SENIOR MACHINE LEARNING ENGINEER
We are recruiting Senior Machine Learning Engineers to work on the development of a next-generation fraud detection platform for a major Payment Service Provider (PSP).
The role combines production-grade machine learning engineering, advanced data analysis/statistics, and customer-facing technical collaboration. You will work closely with the client’s data, engineering, risk, and compliance teams to design, implement, deploy, and continuously improve real-time ML models operating in a highly regulated financial environment.
We approach these problems as a team, meaning that you will have to be able to clearly explain your reasoning and code in order to engage the rest of us. This is a hands-on, forward-deployed role requiring both deep technical expertise and strong communication skills in English.
Core Responsibilities
- Design, train, evaluate, and deploy ML models for transaction-level fraud detection (primarily tabular data).

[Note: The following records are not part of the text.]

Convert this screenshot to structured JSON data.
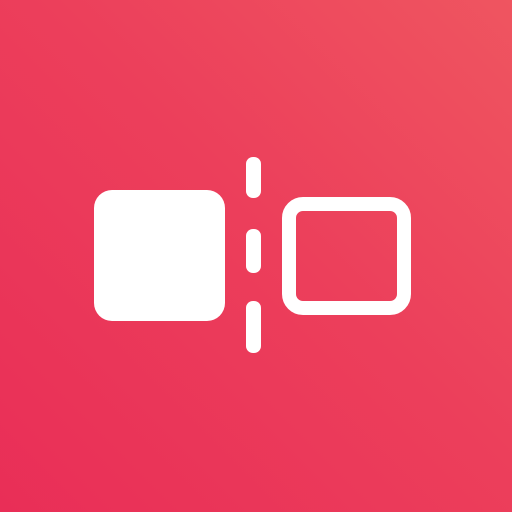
{
  "icon": {
    "name": "compare-before-after-icon",
    "colors": {
      "background_start": "#ef5560",
      "background_end": "#e92e57",
      "foreground": "#ffffff"
    }
  }
}
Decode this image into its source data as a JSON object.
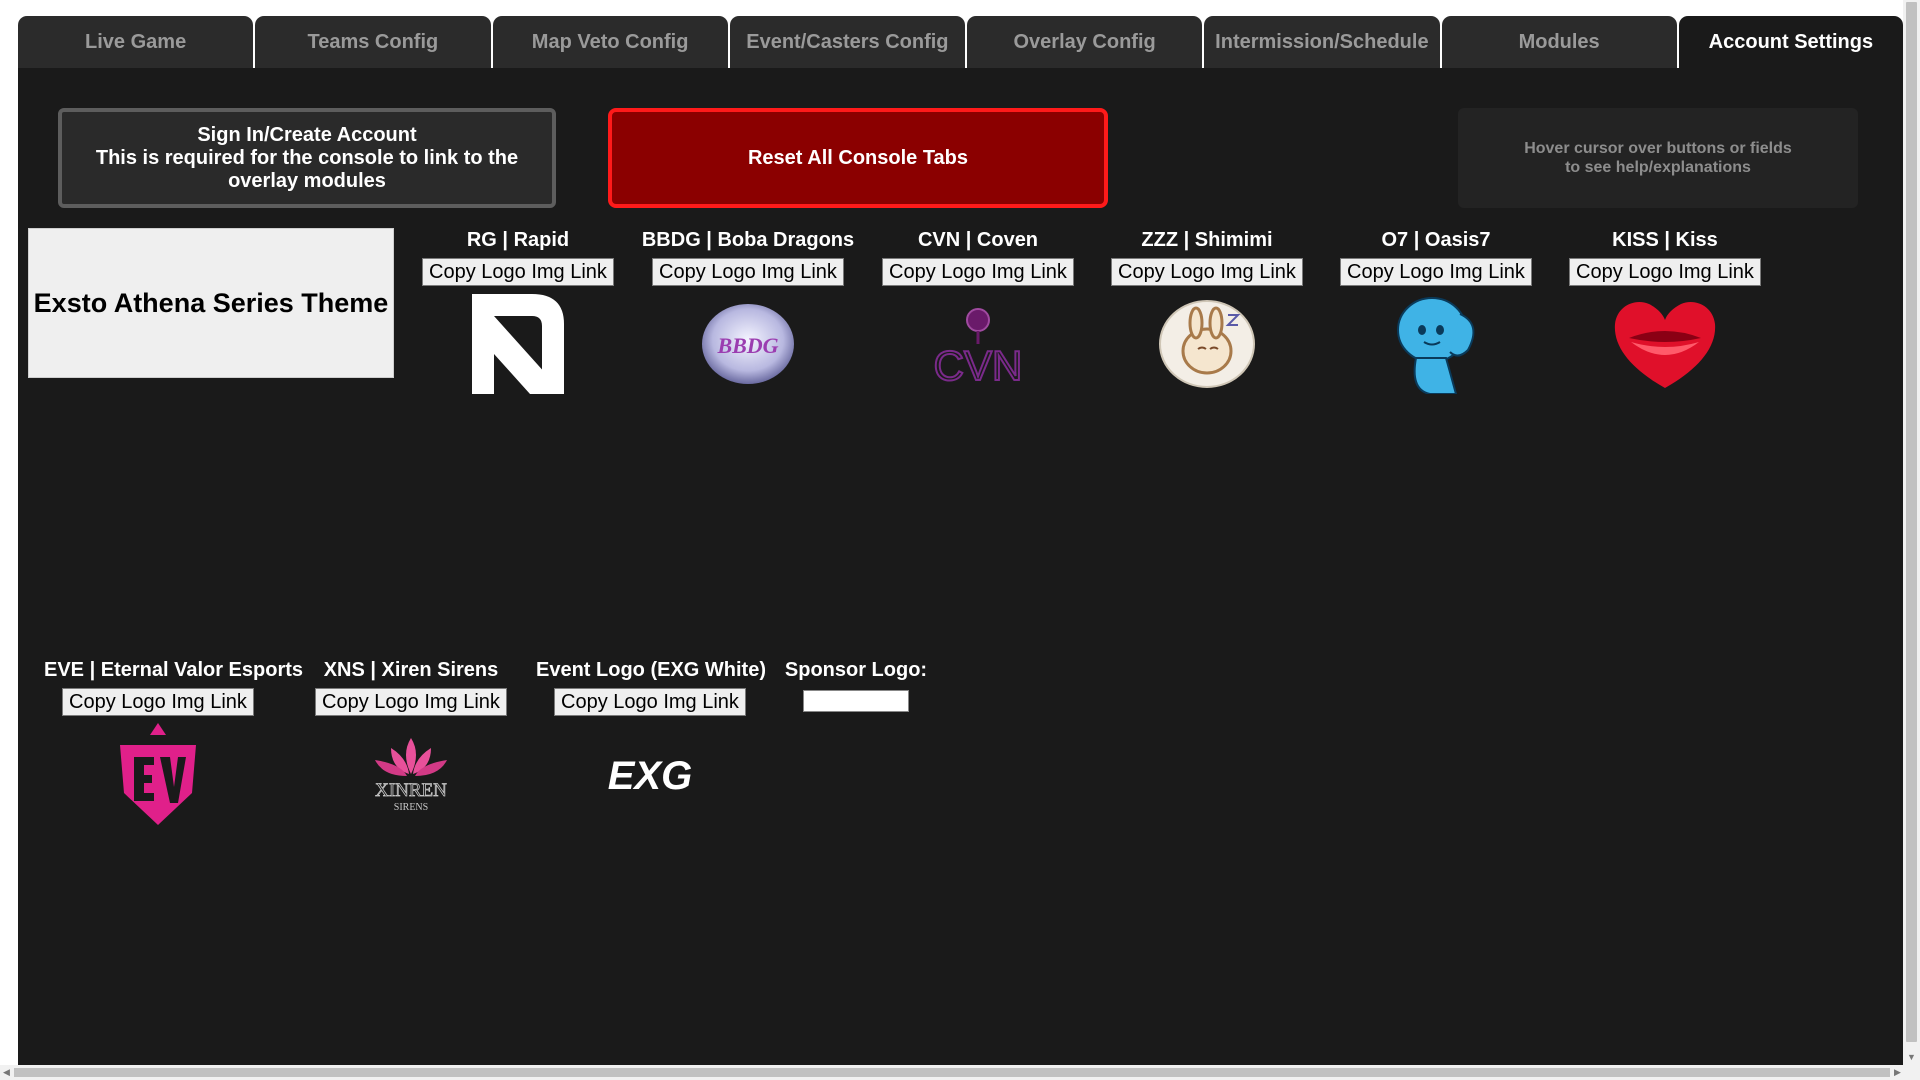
{
  "tabs": [
    {
      "label": "Live Game",
      "active": false
    },
    {
      "label": "Teams Config",
      "active": false
    },
    {
      "label": "Map Veto Config",
      "active": false
    },
    {
      "label": "Event/Casters Config",
      "active": false
    },
    {
      "label": "Overlay Config",
      "active": false
    },
    {
      "label": "Intermission/Schedule",
      "active": false
    },
    {
      "label": "Modules",
      "active": false
    },
    {
      "label": "Account Settings",
      "active": true
    }
  ],
  "signin": {
    "line1": "Sign In/Create Account",
    "line2": "This is required for the console to link to the",
    "line3": "overlay modules"
  },
  "reset_label": "Reset All Console Tabs",
  "help": {
    "line1": "Hover cursor over buttons or fields",
    "line2": "to see help/explanations"
  },
  "theme_label": "Exsto Athena Series Theme",
  "copy_label": "Copy Logo Img Link",
  "teams": [
    {
      "name": "RG | Rapid",
      "logo": "rapid-logo"
    },
    {
      "name": "BBDG | Boba Dragons",
      "logo": "boba-dragons-logo"
    },
    {
      "name": "CVN | Coven",
      "logo": "coven-logo"
    },
    {
      "name": "ZZZ | Shimimi",
      "logo": "shimimi-logo"
    },
    {
      "name": "O7 | Oasis7",
      "logo": "oasis7-logo"
    },
    {
      "name": "KISS | Kiss",
      "logo": "kiss-logo"
    },
    {
      "name": "EVE | Eternal Valor Esports",
      "logo": "eternal-valor-logo"
    },
    {
      "name": "XNS | Xiren Sirens",
      "logo": "xiren-sirens-logo"
    },
    {
      "name": "Event Logo (EXG White)",
      "logo": "exg-logo"
    }
  ],
  "sponsor_label": "Sponsor Logo:",
  "logo_text": {
    "bbdg": "BBDG",
    "cvn": "CVN",
    "xinren": "XINREN",
    "sirens": "SIRENS",
    "exg": "EXG"
  },
  "colors": {
    "background": "#1a1a1a",
    "tab": "#2b2b2b",
    "reset_bg": "#8b0000",
    "reset_border": "#ff1a1a"
  }
}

- Analyze large-scale transaction datasets to identify patterns, leakage, bias, and data quality issues.
- Build and maintain production ML services (real-time and batch).
- Implement robust ML pipelines, model monitoring, and experiment frameworks.

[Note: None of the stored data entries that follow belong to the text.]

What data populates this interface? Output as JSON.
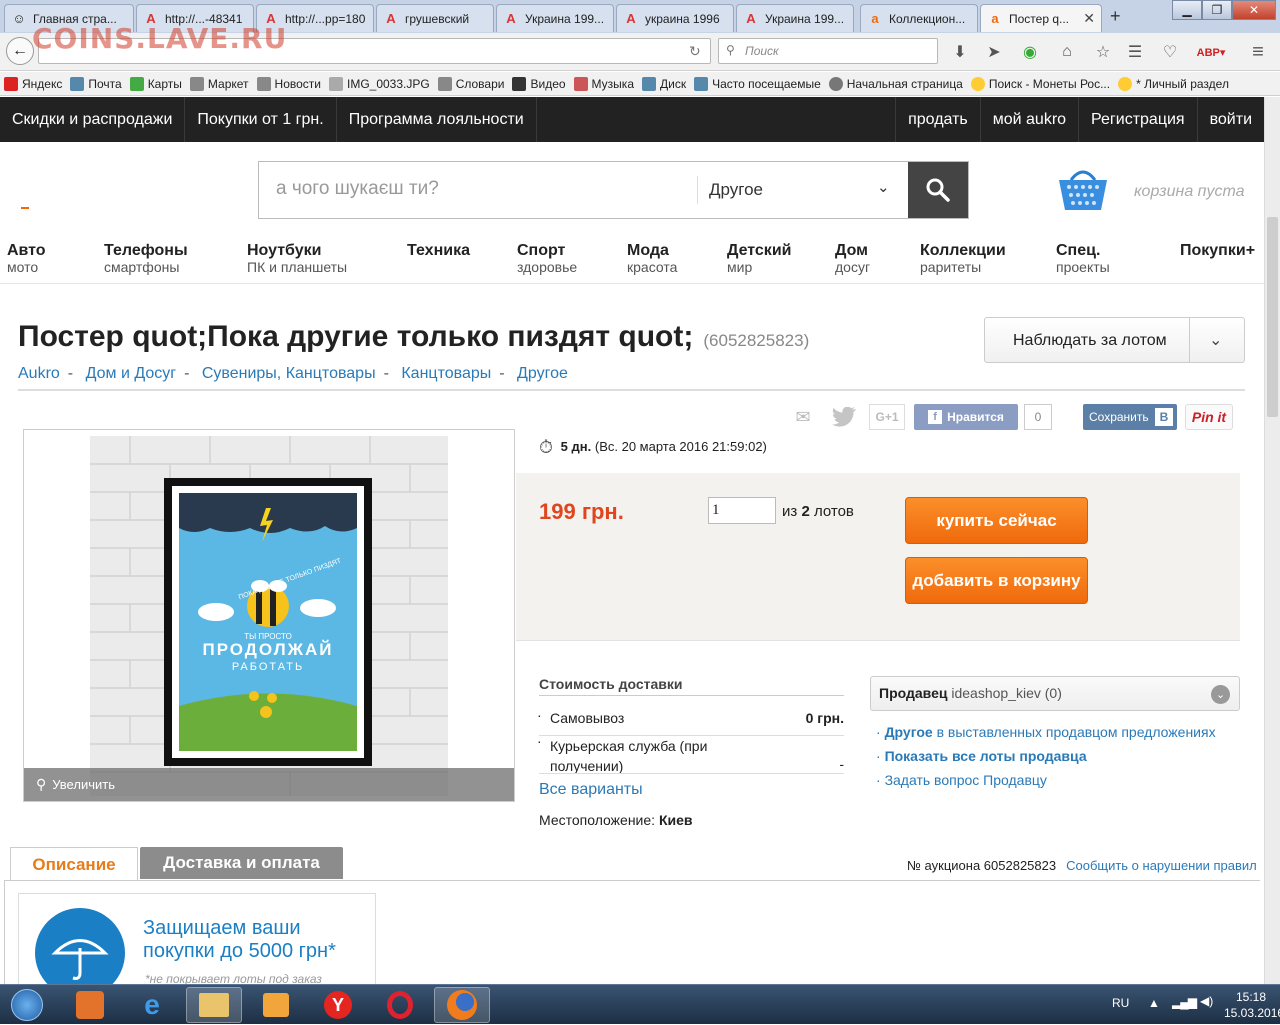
{
  "browser": {
    "tabs": [
      {
        "title": "Главная стра..."
      },
      {
        "title": "http://...-48341"
      },
      {
        "title": "http://...pp=180"
      },
      {
        "title": "грушевский"
      },
      {
        "title": "Украина 199..."
      },
      {
        "title": "украина 1996"
      },
      {
        "title": "Украина 199..."
      },
      {
        "title": "Коллекцион..."
      },
      {
        "title": "Постер q..."
      }
    ],
    "new_tab": "+",
    "search_placeholder": "Поиск",
    "bookmarks": [
      "Яндекс",
      "Почта",
      "Карты",
      "Маркет",
      "Новости",
      "IMG_0033.JPG",
      "Словари",
      "Видео",
      "Музыка",
      "Диск",
      "Часто посещаемые",
      "Начальная страница",
      "Поиск - Монеты Рос...",
      "* Личный раздел"
    ],
    "watermark": "COINS.LAVE.RU"
  },
  "topnav": {
    "left": [
      "Скидки и распродажи",
      "Покупки от 1 грн.",
      "Программа лояльности"
    ],
    "right": [
      "продать",
      "мой aukro",
      "Регистрация",
      "войти"
    ]
  },
  "search": {
    "placeholder": "а чого шукаєш ти?",
    "category": "Другое"
  },
  "cart": {
    "label": "корзина пуста"
  },
  "categories": [
    {
      "main": "Авто",
      "sub": "мото"
    },
    {
      "main": "Телефоны",
      "sub": "смартфоны"
    },
    {
      "main": "Ноутбуки",
      "sub": "ПК и планшеты"
    },
    {
      "main": "Техника",
      "sub": ""
    },
    {
      "main": "Спорт",
      "sub": "здоровье"
    },
    {
      "main": "Мода",
      "sub": "красота"
    },
    {
      "main": "Детский",
      "sub": "мир"
    },
    {
      "main": "Дом",
      "sub": "досуг"
    },
    {
      "main": "Коллекции",
      "sub": "раритеты"
    },
    {
      "main": "Спец.",
      "sub": "проекты"
    },
    {
      "main": "Покупки+",
      "sub": ""
    }
  ],
  "listing": {
    "title": "Постер quot;Пока другие только пиздят quot;",
    "id": "(6052825823)",
    "breadcrumbs": [
      "Aukro",
      "Дом и Досуг",
      "Сувениры, Канцтовары",
      "Канцтовары",
      "Другое"
    ],
    "watch_label": "Наблюдать за лотом",
    "social": {
      "like": "Нравится",
      "like_count": "0",
      "save": "Сохранить",
      "save_badge": "B",
      "pin": "Pin it"
    },
    "zoom_label": "Увеличить",
    "time_left": "5 дн.",
    "end_date": "(Вс. 20 марта 2016 21:59:02)",
    "price": "199 грн.",
    "quantity": "1",
    "of_prefix": "из",
    "of_count": "2",
    "of_suffix": "лотов",
    "buy_now": "купить сейчас",
    "add_to_cart": "добавить в корзину"
  },
  "shipping": {
    "title": "Стоимость доставки",
    "rows": [
      {
        "name": "Самовывоз",
        "price": "0 грн."
      },
      {
        "name": "Курьерская служба (при получении)",
        "price": "-"
      }
    ],
    "all_variants": "Все варианты",
    "location_label": "Местоположение:",
    "location": "Киев"
  },
  "seller": {
    "label": "Продавец",
    "name": "ideashop_kiev (0)",
    "links": [
      {
        "bold": "Другое",
        "rest": " в выставленных продавцом предложениях"
      },
      {
        "bold": "Показать все лоты продавца",
        "rest": ""
      },
      {
        "bold": "",
        "rest": "Задать вопрос Продавцу"
      }
    ]
  },
  "tabs": {
    "description": "Описание",
    "delivery": "Доставка и оплата",
    "auction_no": "№ аукциона 6052825823",
    "report": "Сообщить о нарушении правил"
  },
  "protect": {
    "line1": "Защищаем ваши",
    "line2": "покупки до 5000 грн*",
    "note": "*не покрывает лоты под заказ"
  },
  "poster": {
    "line1": "ПОКА ДРУГИЕ ТОЛЬКО ПИЗДЯТ",
    "line2": "ТЫ ПРОСТО",
    "line3": "ПРОДОЛЖАЙ",
    "line4": "РАБОТАТЬ"
  },
  "taskbar": {
    "lang": "RU",
    "time": "15:18",
    "date": "15.03.2016"
  },
  "colors": {
    "accent": "#f06a0c",
    "link": "#2a7ab8",
    "price": "#e0461e",
    "nav_bg": "#222222"
  }
}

- Collaborate directly with client engineers, data scientists, and risk teams.
- Translate complex technical concepts and results into clear, actionable insights for technical and non-technical stakeholders.
- Operate within strict requirements for reliability, explainability, traceability, and compliance.
Background and skills:
- Production-grade Python and solid ML fundamentals (XGBoost/LightGBM, Scikit-learn, feature engineering, imbalanced datasets)
- Experience building and shipping ML-powered APIs (FastAPI/Flask), Docker, CI/CD, and distributed data processing (PySpark/SQL)
- Strong stats foundation: experimental design, bias/leakage detection, time-dependent validation
- Hands-on MLOps experience — feature stores, Airflow/Kubeflow, model monitoring, real-time inference, A/B testing
- MSc or Ph.D. in a quantitative field
- Excellent understanding of a broad set of ML algorithms and frameworks
- A passion for lean, clean, and maintainable code
- The desire to grow and to share insights with others
Domain experience: Fraud detection, payments, fintech, or credit risk. You've worked with cost-sensitive decisions, highly imbalanced data, and models that directly impact business risk.
How you work: You communicate clearly with engineers, product, and compliance stakeholders alike. You write good documentation and can hold your own in architecture discussions.
About Team Modulai
At Modulai, we focus 100% on solving problems with machine learning (ML). We work in teams on a project basis, for clients, as part of the core team in startups where we have long-term engagements, and we also build our own ML products.
Learning and teamwork are central to how we work. Everyone in the team is or will soon be a full-stack ML engineer capable of scoping and developing end-to-end ML solutions. You should be able to do end-to-end machine learning products by yourself but never do it because we always work in teams. If there is data, we will do ML on it!